WASHINGTON (NEXSTAR) — The Supreme Court ruled on Thursday the Deferred Action for Childhood Arrivals program, better known as DACA, was illegally rescinded by the Trump Administration.
The court rejected President Donald Trump’s effort to end legal protections for 650,000 young immigrants, a stunning rebuke to the president in the midst of his reelection campaign.
The outcome seems certain to elevate the issue in Trump’s campaign, given the anti-immigrant rhetoric of his first presidential run in 2016 and immigration restrictions his administration has imposed since then.
The justices, in a 5-4 vote, rejected administration arguments that the 8-year-old Deferred Action for Childhood Arrivals Program is illegal and that courts have no role to play in reviewing the decision to end DACA.
The court ruled the termination of DACA violated the Administrative Procedure Act (AP) by failing to adequately address the important factors bearing on the decision.
Chief Justice John Roberts wrote for the court that the administration did not pursue the end of the program properly.
“We do not decide whether DACA or its rescission are sound policies,“ Roberts wrote. “We address only whether the agency complied with the procedural requirement that it provide a reasoned explanation for its action. Here the agency failed to consider the conspicuous issues of whether to retain forbearance and what if anything to do about the hardship to DACA recipients.”
The Department of Homeland Security can try again, he wrote.

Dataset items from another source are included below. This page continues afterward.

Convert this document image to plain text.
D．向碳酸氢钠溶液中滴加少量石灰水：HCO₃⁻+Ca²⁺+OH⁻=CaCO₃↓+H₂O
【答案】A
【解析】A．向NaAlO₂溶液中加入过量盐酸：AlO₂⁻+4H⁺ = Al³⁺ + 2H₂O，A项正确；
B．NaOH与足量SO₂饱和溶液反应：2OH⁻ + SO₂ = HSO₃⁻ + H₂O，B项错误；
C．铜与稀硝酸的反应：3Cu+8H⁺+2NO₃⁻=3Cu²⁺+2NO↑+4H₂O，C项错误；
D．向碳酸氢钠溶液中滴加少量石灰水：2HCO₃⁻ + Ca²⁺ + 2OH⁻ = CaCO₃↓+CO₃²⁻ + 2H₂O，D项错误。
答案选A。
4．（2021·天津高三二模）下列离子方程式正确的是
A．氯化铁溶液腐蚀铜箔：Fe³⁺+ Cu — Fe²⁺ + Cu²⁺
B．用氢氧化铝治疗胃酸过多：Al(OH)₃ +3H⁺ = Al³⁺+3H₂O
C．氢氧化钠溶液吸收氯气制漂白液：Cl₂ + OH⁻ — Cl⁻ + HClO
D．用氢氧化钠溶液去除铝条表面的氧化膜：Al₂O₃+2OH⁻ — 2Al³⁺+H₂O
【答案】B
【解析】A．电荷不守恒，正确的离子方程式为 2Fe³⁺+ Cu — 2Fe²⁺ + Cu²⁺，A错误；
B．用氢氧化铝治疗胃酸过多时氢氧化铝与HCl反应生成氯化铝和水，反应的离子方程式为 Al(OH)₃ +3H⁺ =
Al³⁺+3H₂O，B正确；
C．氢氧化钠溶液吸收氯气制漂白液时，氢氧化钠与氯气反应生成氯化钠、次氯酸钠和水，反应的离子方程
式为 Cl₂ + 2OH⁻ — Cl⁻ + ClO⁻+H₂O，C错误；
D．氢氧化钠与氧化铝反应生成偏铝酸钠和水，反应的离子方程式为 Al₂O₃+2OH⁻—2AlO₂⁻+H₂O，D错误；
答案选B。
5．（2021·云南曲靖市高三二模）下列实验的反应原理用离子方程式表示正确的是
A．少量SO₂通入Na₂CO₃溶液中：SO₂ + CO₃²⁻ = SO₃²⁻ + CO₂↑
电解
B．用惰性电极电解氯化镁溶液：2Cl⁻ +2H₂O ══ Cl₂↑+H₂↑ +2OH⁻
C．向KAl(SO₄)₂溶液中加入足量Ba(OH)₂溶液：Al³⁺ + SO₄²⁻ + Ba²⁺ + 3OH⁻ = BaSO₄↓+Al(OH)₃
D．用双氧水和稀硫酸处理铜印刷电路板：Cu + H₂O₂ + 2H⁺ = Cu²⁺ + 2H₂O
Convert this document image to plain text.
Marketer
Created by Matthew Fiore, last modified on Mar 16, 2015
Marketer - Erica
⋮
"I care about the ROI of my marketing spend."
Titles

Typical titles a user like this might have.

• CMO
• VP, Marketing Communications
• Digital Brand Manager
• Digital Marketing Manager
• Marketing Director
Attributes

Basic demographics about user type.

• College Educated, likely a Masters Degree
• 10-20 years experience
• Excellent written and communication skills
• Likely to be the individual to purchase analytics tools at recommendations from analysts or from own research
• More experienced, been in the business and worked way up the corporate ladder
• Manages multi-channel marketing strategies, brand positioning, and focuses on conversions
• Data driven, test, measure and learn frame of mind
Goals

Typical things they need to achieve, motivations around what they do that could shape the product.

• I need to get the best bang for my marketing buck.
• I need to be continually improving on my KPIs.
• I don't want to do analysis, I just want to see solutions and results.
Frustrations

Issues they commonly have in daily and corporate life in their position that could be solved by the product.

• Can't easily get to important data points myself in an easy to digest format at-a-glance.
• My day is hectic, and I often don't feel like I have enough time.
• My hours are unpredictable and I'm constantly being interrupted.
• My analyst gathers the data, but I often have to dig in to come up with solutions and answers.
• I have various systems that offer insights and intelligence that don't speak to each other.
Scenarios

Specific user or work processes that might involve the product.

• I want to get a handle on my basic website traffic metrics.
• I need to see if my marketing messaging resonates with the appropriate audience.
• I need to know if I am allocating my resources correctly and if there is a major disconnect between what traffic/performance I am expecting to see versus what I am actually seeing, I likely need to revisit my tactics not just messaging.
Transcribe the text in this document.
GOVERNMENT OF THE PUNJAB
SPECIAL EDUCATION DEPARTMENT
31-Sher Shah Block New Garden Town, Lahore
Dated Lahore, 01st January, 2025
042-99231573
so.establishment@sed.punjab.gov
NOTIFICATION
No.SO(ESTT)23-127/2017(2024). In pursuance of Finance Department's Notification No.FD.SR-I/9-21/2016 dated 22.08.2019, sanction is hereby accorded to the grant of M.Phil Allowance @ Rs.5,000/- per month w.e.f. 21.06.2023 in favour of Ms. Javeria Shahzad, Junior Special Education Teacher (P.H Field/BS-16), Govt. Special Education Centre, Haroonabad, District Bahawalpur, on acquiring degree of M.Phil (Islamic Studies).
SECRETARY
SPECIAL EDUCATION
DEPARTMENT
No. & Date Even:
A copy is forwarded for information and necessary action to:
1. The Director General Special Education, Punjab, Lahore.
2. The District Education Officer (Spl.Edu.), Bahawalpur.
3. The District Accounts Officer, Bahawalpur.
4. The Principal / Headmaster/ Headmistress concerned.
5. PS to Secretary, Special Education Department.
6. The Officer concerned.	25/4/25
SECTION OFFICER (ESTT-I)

Oregon Governor Kate Brown released the statement after the ruling was announced. It said, in part:
“Today the U.S. Supreme Court took significant action to protect dreamers all across our nation. Dreamers, brought to the United States as children, embody the American dream. While the Supreme Court kept DACA in place for now, the president may still try to end the program. Oregon’s 12,000 valued Dreamers serve in our military, work in our hospitals, pay taxes, and make our communities stronger.
“Oregon will always be a welcoming, safe place for all. Our 33-year-old Sanctuary Law prevents Oregon from enforcing federal immigration law, and I will uphold this law and stand with Oregonian Dreamers. We are at our best when we focus on what we share in common, not what divides us.”
Brown called on the federal government to let this decision stand and cease what she referred to as “relentless attacks on our immigrant communities.”
“We can celebrate this historic victory and still recognize we have work to do to ensure every Oregonian can live free from bigotry and hatred because of their immigration status or the color of their skin.”
President Barack Obama announced DACA in 2012. Commonly known as “Dreamers” after the failed legislation that would have provided a path to citizenship, these immigrants have been in the U.S. since they were children.
Recipients went through extensive background screening to get two-year work permits and protection from deportation.
The Trump administration in 2017 announced the end of the program, resulting in legal challenges. Those already enrolled still have protections and can renew their two-year permits, but no one new can join.
The Associated Press and KOIN 6 News contributed to this report.